Group I and II Clostridium botulinum
Clostridium botulinum, producing highly potent botulinum neurotoxin, is a diverse species consisting of four genetically and physiologically distinct groups (Groups I-IV) of organisms. Groups I and II C. botulinum produce A, B, E, and/or F toxins which cause human botulism. In addition, some strains of Clostridium butyricum and Clostridium barati produce type E and F toxins, respectively, and have thus been related to human illness. Human botulism appears in five different forms, such as the classical food botulism, infant botulism, wound botulism, adult infectious botulism, and iatrogenic botulism. Typical of all forms of human botulism is descending flaccid paralysis which may lead to death upon respiratory muscle failure. While the research and diagnostics of botulinum neurotoxigenic clostridia and botulism were based on toxin detection by the mouse bioassay until mid 1990's, the subsequent development of molecular detection and typing assays enabled rapid, sensitive, specific, and ethically acceptable molecular epidemiological detection, identification and strain characterization of these organisms, increasing our understanding of the epidemiology of botulinum neurotoxigenic clostridia and botulism.

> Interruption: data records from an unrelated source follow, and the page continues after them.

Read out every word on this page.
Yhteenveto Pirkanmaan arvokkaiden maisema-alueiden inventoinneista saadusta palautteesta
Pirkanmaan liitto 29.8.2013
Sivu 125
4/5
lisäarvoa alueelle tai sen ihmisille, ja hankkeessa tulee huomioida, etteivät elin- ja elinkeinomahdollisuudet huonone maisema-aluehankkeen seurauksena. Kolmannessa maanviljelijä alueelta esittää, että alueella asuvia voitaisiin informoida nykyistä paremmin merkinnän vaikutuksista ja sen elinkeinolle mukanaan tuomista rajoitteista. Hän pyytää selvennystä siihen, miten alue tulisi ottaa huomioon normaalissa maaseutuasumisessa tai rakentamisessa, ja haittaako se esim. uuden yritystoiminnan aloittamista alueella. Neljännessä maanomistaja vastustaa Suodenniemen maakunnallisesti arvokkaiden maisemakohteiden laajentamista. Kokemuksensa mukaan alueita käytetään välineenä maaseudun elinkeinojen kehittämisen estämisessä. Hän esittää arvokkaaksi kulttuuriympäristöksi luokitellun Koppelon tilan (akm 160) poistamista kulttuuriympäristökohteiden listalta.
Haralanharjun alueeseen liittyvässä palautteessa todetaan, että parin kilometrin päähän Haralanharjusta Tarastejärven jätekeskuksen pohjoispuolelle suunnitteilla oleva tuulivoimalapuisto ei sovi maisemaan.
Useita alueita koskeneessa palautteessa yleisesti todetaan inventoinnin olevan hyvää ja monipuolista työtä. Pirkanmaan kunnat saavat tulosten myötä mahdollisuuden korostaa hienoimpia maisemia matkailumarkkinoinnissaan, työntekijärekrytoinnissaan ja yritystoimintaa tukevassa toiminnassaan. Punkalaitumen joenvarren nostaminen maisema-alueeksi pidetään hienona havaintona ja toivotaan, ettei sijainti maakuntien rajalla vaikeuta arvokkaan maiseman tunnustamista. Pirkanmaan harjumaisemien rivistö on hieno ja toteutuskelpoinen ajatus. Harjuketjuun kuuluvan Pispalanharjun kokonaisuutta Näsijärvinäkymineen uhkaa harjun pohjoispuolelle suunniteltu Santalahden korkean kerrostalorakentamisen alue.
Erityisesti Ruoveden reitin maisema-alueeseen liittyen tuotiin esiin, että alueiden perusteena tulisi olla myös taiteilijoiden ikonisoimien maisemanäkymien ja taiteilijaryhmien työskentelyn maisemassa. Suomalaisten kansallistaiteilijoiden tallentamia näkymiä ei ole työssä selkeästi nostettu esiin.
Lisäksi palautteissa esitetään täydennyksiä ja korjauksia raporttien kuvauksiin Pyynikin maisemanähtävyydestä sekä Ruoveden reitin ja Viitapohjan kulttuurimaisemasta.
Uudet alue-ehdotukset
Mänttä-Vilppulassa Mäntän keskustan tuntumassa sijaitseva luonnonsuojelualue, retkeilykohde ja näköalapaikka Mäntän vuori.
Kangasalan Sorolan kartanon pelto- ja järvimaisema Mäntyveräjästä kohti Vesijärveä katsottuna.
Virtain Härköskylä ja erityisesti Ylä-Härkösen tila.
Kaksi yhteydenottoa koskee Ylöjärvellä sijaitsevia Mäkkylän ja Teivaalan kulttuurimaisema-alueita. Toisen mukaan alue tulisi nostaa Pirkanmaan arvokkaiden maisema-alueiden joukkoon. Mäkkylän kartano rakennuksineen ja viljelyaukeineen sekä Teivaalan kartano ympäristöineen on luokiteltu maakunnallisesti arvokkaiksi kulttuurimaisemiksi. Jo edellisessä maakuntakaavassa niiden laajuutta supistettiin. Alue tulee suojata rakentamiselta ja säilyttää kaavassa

C. difficile large clostridial toxins
Clostridium difficile, as all clostridia, is a toxin producing microorganism and the toxins are the main virulence factors. In the early eighties it was clear that two large toxins are produced by the bacterium and epidemiological studies have indicated that strains either produce both toxins (toxin A, TcdA, and toxin B, TcdB) or none of them. Toxigenic strains were usualy associated with the disease, while nontoxigenic were not. This simple situation changed as strains producing only TcdB or strains producing an additional toxin (binary toxin CDT) were described. Such strains with unusual toxin production pattern were subsequently found to have changes in the genomic PaLoc region encoding the toxins TcdA and TcdB. These changes are the basis for a method that distinguish C. difficile strains into toxinotypes. The variability of genes coding for large clostridial toxins (LCTs) has consequences in laboratory diagnosis, changes in understanding of the role of both toxins in pathogenesis, in structure function relationships and in the understanding of the evolutions of LCTs.